How would you design a system to auto scale, control, and machine learning workload in a hybrid cloud setup using Kubernetes? Okay, I'd design a system to auto scale containerized machine learning workloads in a hybrid cloud. To do this, I would install a custom events manager on the Kubernetes layer. I would declare a Horizontal Pod Autoscaler (HPA) model, which would monitor resource consumption, such as CPU, and trigger horizontal pod scaling when a threshold is crossed. For example, if the CPU usage exceeds a certain limit, the HPA would determine the minimum or desired number of instances required, and I would add those declarations. In this context, I would install Karpenter into the Kubernetes cluster, as it's well-versed in managing dynamic workload management, especially in provisioning the desired node type and node configuration for hosting the workload. Assuming the load increases or parallel jobs for the workload need to be managed for the ML application, a port scaling event would occur, which would be captured by Karpenter. It would then provision a node specific to schedule those pods, which is a dynamic process. By this approach, I could achieve auto scaling. Additionally, I would define scaling up and scaling down policies based on metrics, such as memory and CPU usage. If the threshold value is reached below a certain limit, the port would scale down automatically.

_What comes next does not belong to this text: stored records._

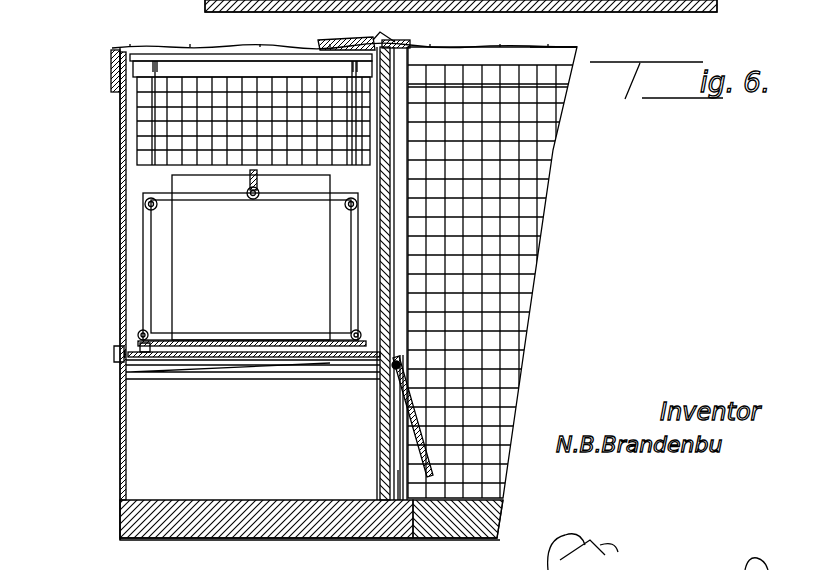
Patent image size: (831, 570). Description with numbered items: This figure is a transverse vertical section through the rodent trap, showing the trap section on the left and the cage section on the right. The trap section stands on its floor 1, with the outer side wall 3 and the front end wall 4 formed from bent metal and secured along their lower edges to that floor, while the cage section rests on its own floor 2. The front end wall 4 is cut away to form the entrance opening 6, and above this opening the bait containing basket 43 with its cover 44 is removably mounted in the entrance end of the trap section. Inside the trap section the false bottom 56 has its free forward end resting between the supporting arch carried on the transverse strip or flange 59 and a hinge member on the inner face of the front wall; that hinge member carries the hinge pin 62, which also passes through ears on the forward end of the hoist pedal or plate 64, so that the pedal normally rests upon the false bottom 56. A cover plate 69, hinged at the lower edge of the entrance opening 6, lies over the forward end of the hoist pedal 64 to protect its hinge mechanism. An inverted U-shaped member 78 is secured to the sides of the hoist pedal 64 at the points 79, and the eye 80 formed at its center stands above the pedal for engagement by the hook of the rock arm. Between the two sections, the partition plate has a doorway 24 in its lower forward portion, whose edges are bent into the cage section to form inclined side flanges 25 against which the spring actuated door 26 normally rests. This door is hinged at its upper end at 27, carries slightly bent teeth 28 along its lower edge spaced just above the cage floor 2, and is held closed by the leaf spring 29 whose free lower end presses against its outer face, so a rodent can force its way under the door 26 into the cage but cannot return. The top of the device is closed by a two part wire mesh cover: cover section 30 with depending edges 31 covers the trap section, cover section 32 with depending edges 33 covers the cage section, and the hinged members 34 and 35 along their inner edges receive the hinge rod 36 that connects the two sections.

The floor of the trap section 1 is at (690, 12).
The floor of the cage section 2 is at (468, 520).
The outer side wall 3 is at (126, 460).
The front end wall 4 is at (173, 412).
The entrance opening 6 is at (175, 259).
The doorway 24 is at (383, 430).
The inclined side flanges 25 is at (405, 481).
The spring actuated door 26 is at (437, 458).
The hinge of the spring actuated door 27 is at (393, 362).
The teeth 28 is at (427, 482).
The leaf spring 29 is at (413, 383).
The cover section 30 is at (212, 42).
The depending edges of cover section 31 is at (116, 78).
The cover section 32 is at (535, 35).
The depending edges of cover section 33 is at (533, 75).
The hinged member 34 is at (403, 33).
The hinged member 35 is at (343, 38).
The hinge rod 36 is at (384, 40).
The bait containing basket 43 is at (180, 146).
The cover of bait basket 44 is at (168, 52).
The false bottom 56 is at (262, 352).
The transverse strip or flange 59 is at (261, 368).
The hinge pin 62 is at (340, 181).
The hoist pedal or plate 64 is at (226, 340).
The cover plate 69 is at (249, 343).
The U-shaped member 78 is at (350, 243).
The securing points of U-shaped member 79 is at (352, 331).
The eye 80 is at (250, 199).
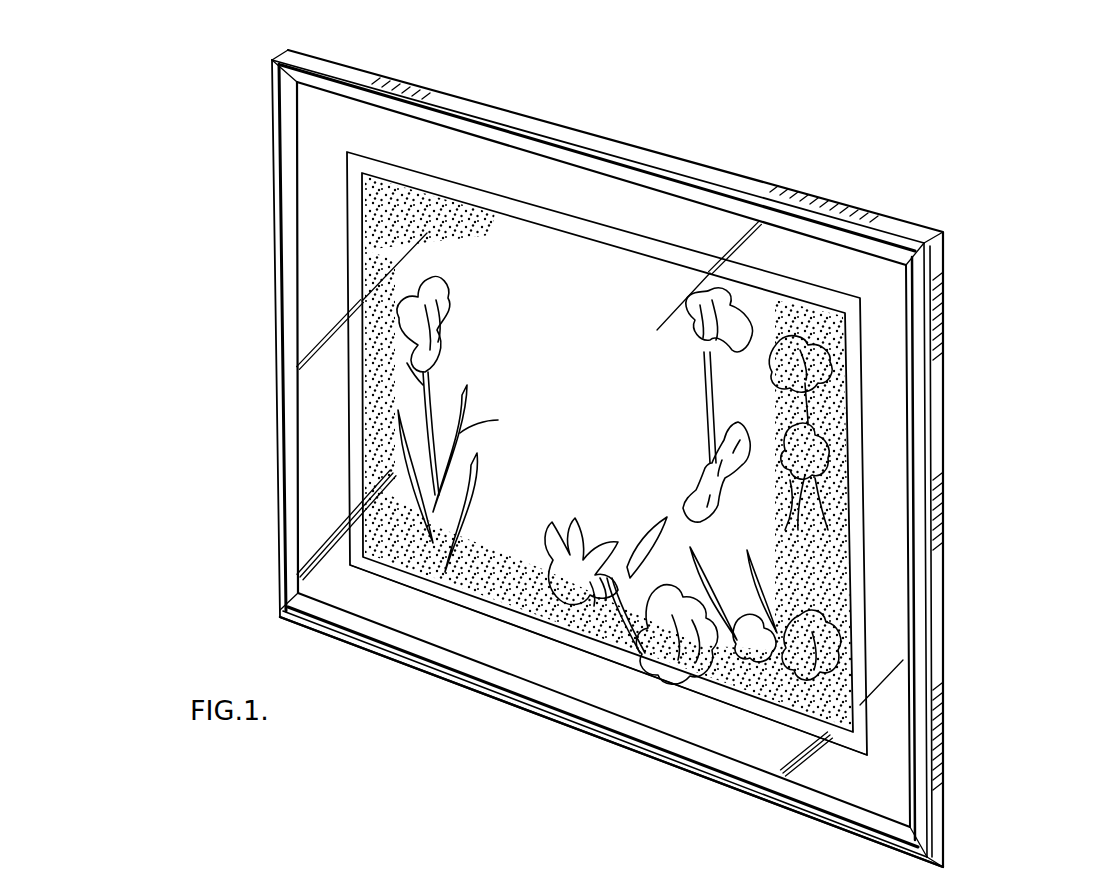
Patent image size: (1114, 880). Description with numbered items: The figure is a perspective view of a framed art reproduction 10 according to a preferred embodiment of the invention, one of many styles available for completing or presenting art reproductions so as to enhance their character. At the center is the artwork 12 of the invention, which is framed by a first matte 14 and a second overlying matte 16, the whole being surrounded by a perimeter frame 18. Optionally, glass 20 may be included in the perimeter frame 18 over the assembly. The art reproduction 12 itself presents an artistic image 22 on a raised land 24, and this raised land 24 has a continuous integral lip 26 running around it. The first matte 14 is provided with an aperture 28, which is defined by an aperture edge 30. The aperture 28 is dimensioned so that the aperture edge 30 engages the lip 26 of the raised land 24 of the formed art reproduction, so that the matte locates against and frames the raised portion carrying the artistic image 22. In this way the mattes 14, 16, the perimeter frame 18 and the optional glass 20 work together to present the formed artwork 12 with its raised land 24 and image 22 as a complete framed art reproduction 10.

The framed art reproduction 10 is at (993, 294).
The artwork 12 is at (609, 272).
The first matte 14 is at (357, 167).
The second overlying matte 16 is at (332, 137).
The perimeter frame 18 is at (290, 408).
The glass 20 is at (795, 750).
The artistic image 22 is at (466, 432).
The raised land 24 is at (646, 426).
The continuous integral lip 26 is at (491, 205).
The aperture 28 is at (510, 630).
The aperture edge 30 is at (644, 259).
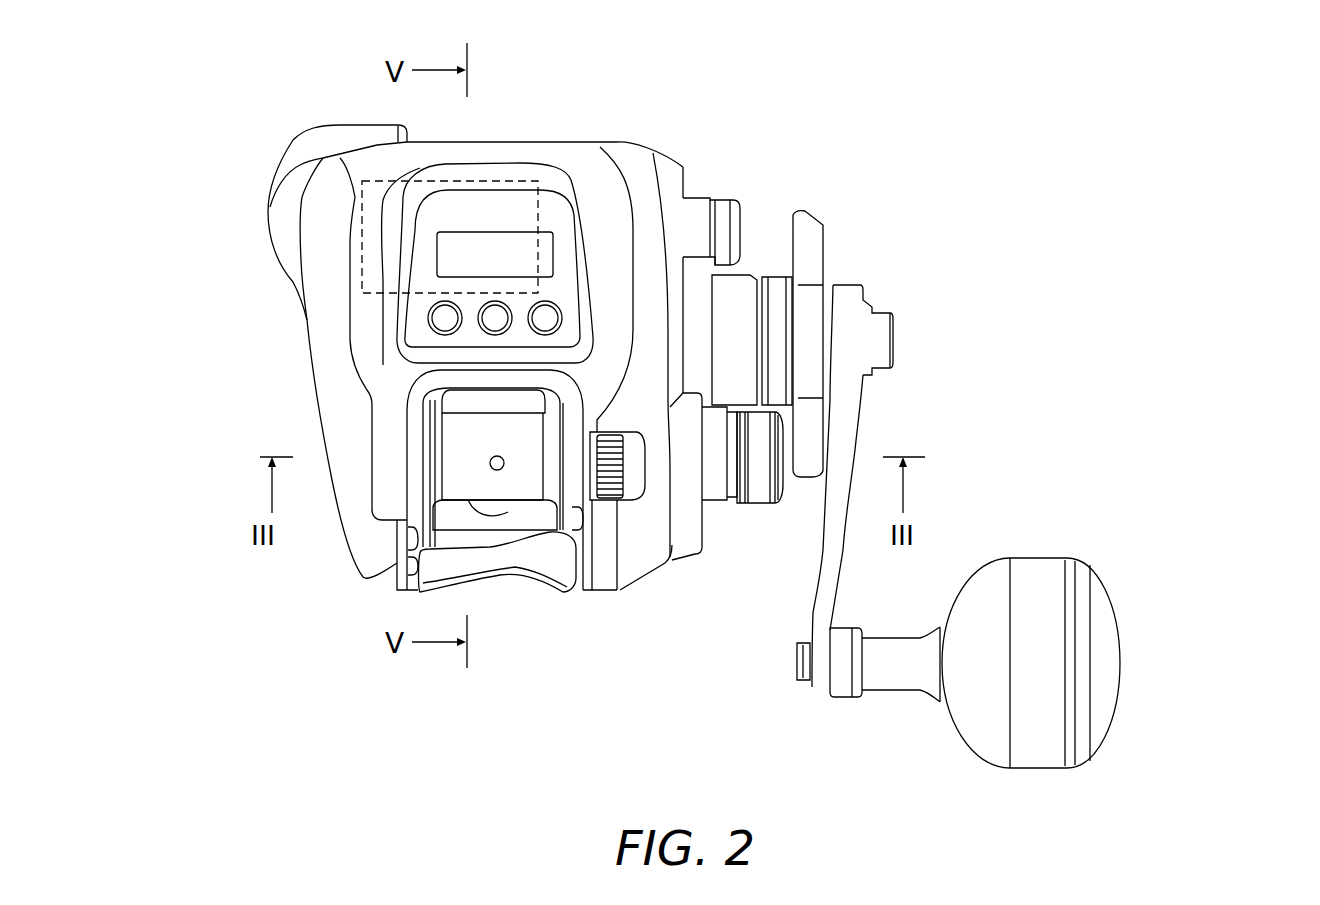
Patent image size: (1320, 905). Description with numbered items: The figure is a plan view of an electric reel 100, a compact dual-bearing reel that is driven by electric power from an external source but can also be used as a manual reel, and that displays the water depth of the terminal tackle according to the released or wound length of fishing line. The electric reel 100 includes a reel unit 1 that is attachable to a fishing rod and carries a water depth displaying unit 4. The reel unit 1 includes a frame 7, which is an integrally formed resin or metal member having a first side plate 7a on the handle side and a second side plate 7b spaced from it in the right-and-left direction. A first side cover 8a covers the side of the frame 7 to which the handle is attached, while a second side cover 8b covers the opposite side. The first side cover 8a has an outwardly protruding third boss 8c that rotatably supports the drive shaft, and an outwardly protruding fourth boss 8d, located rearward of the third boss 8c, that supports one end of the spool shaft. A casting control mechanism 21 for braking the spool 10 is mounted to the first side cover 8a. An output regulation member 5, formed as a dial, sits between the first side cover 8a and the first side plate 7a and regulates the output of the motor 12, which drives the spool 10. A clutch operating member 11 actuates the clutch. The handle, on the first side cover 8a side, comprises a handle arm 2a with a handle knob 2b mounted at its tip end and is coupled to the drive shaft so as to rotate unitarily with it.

The electric reel 100 is at (948, 239).
The reel unit 1 is at (643, 137).
The handle arm 2a is at (850, 447).
The handle knob 2b is at (1033, 582).
The water depth displaying unit 4 is at (509, 210).
The output regulation member 5 is at (635, 483).
The frame 7 is at (390, 588).
The first side plate 7a is at (568, 483).
The second side plate 7b is at (400, 562).
The first side cover 8a is at (680, 202).
The second side cover 8b is at (322, 278).
The third boss 8c is at (742, 295).
The fourth boss 8d is at (715, 497).
The spool 10 is at (518, 478).
The clutch operating member 11 is at (553, 560).
The motor 12 is at (474, 184).
The casting control mechanism 21 is at (758, 490).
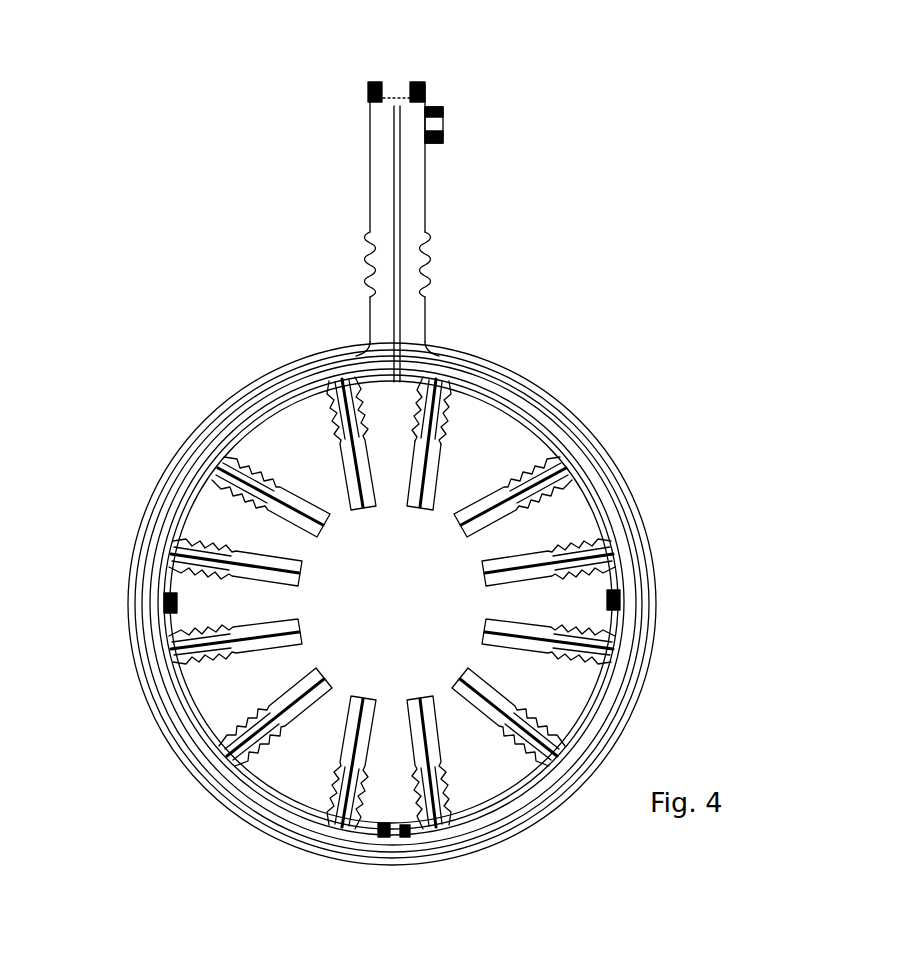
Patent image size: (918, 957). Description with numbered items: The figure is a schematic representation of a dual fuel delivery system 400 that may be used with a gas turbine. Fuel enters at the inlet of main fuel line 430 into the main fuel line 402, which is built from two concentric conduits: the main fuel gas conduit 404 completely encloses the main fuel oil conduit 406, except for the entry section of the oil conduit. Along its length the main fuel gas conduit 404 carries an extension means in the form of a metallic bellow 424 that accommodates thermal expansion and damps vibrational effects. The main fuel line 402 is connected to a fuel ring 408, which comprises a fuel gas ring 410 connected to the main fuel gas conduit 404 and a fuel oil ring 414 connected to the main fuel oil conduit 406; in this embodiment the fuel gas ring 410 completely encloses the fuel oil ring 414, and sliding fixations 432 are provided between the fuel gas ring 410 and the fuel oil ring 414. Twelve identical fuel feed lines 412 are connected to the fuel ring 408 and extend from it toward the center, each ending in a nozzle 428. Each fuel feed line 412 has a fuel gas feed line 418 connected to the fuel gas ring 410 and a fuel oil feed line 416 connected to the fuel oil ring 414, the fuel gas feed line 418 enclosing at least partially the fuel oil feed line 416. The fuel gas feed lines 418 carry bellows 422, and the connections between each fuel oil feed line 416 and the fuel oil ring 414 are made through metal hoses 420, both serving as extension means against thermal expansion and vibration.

The dual fuel delivery system 400 is at (525, 120).
The main fuel line 402 is at (443, 183).
The main fuel gas conduit 404 is at (364, 148).
The main fuel oil conduit 406 is at (398, 215).
The fuel ring 408 is at (215, 398).
The fuel gas ring 410 is at (160, 732).
The fuel feed line 412 is at (535, 530).
The fuel oil ring 414 is at (160, 687).
The fuel oil feed line 416 is at (293, 505).
The fuel gas feed line 418 is at (273, 503).
The metal hose 420 is at (453, 392).
The bellow 422 is at (452, 427).
The bellow 424 is at (372, 255).
The nozzle 428 is at (482, 578).
The inlet of main fuel line 430 is at (405, 97).
The sliding fixation 432 is at (620, 590).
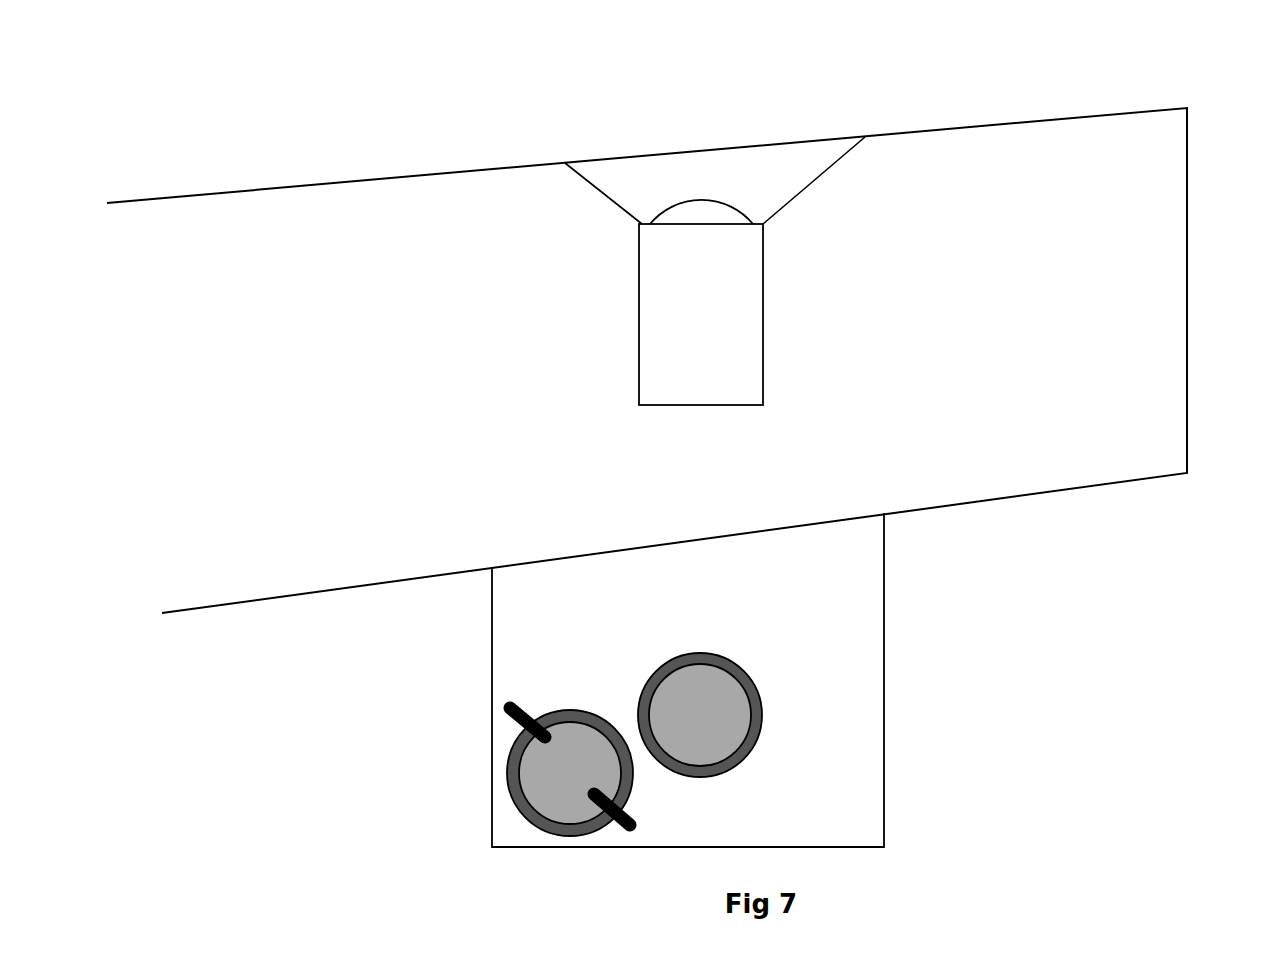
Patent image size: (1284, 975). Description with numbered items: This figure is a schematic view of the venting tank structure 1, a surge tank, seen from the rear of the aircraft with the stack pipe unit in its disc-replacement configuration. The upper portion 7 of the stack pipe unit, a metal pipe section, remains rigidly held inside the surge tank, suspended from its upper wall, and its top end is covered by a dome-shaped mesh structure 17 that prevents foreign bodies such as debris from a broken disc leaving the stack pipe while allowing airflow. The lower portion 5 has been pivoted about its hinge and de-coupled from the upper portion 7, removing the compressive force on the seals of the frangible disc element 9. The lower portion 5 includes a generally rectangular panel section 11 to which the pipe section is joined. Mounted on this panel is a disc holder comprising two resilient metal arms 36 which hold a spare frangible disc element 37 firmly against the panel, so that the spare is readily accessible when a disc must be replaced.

The venting tank structure 1 is at (264, 366).
The lower portion 5 is at (775, 676).
The upper portion 7 is at (768, 310).
The frangible disc element 9 is at (715, 707).
The panel section 11 is at (518, 684).
The dome-shaped mesh structure 17 is at (722, 200).
The resilient metal arms 36 is at (583, 803).
The spare frangible disc element 37 is at (503, 807).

I would be explaining my approach to optimizing Kubernetes cluster for deploying computer vision models developed in Python. In my experience based on similar applications, I would do the basic minimum tools required for the Kubernetes cluster to orchestrate the application hosting. The tools I would recommend include the Cluster Autoscaler, assuming I'm in a case cluster. I would use the Cluster Autoscaler to dynamically manage the worker nodes for the cluster to host the applications. In parallel, I would use Argo CD to deploy and manage my application deployments from GitHub flow events. In parallel to that, I would set up ingress. If the service needs to be exposed to external users, I would use the ALB ingress controller by default. We have others as well, but I would consider ALB ingress controller. By this approach, I would keep things in place. I would declare no tolerance and no changes will be added on the Kubernetes node group layer, specifically to mask the specific workload to be run on specific nodes. By this, we know exactly what kind of instance type has been provisioned, ultimately coming to the cost optimization layer as well.
Discuss your experience with setting up distributed ML interface on the platform like AWS SageMaker or Kubernetes based solution. I have not worked on AWS HMAKER on ML interface.